Cet article n'a encore donné lieu à aucune poursuite contre des employeurs qui y auraient contrevenu, ce qui pourrait indiquer que l'article manque de mordant. Dans plusieurs provinces canadiennes, des lois axées sur les droits de la personne ou la santé et la sécurité au travail peuvent également protéger des dénonciateurs mais seulement si les employeurs de ceux-ci enfreignent des dispositions spécifiques à ces lois. De plus, un jugement de la Cour d'appel fédérale rendu en 2013 (Anderson v. IMTT-Québec) a confirmé (alourdi, plutôt) le devoir des employés en matière de loyauté et de fidélité envers leur employeur, jugeant que tous les mécanismes de plainte et de dénonciation internes devraient être épuisés avant qu'un recours à l'externe puisse être envisagé et jugé approprié. Or, en l'absence de politiques internes robustes, transparentes et justes, quand des mécanismes internes sont inadéquats, inefficaces ou risqués, comme l'illustre si bien le cas de Mme Leclerc, quel autre recours existe-t-il?

Ce sont des professionnelles autonomes pourvues du jugement critique et des connaissances nécessaires pour repérer des manquements dans les soins et dans les pratiques de gestion.

Au plan déontologique et éthique, la réponse est claire. Sonner l'alarme est de mise lorsque la santé et la sécurité des patients est en jeu. Les infirmières, toutes catégories confondues, ne sont pas de « bons petits soldats » passifs et complaisants.

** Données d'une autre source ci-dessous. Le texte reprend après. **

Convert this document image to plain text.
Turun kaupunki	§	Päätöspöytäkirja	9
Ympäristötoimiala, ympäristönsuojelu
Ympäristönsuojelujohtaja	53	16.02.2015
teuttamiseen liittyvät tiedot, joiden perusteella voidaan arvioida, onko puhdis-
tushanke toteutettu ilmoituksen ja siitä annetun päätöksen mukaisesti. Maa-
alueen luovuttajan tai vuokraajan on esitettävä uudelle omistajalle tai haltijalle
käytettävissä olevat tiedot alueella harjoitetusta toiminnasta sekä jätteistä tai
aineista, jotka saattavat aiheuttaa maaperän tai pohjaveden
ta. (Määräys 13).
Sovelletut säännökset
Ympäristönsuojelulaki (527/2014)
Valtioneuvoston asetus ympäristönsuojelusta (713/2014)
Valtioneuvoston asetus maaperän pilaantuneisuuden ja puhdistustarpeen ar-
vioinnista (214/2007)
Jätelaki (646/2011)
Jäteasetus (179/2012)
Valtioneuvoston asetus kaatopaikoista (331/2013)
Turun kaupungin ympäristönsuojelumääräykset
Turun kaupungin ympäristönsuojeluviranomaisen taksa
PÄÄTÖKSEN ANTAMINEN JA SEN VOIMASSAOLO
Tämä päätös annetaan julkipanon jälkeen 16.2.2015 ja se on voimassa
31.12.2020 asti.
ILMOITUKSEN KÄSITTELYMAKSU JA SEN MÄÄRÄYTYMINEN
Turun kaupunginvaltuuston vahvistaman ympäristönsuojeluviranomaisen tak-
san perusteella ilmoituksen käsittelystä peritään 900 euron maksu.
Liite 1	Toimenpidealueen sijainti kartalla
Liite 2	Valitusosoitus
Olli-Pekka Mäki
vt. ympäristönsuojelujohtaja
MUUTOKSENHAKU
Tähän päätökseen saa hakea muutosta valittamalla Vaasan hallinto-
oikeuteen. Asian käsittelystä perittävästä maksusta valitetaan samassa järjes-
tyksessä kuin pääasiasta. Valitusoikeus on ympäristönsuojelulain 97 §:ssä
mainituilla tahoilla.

Ce ne sont pas non plus des « femmes émotives » dont les doléances doivent être mises en doute. Leur présence continue auprès des patients fait d'elles des témoins précieux pour bien saisir la réalité des soins. Ce sont des professionnelles autonomes pourvues du jugement critique et des connaissances nécessaires pour repérer des manquements dans les soins et dans les pratiques de gestion. Ne pas agir face à de tels manquements n'est pas une option pour ces professionnelles, et la multitude de dénonciations qui déferlent depuis plusieurs semaines montre qu'elles prennent cette responsabilité au sérieux, au risque de subir des représailles. Il est primordial d'écouter et de protéger celles et ceux qui sonnent l'alarme. Sans cette protection, ce sont la santé et la sécurité de tous les patients qui en souffrent.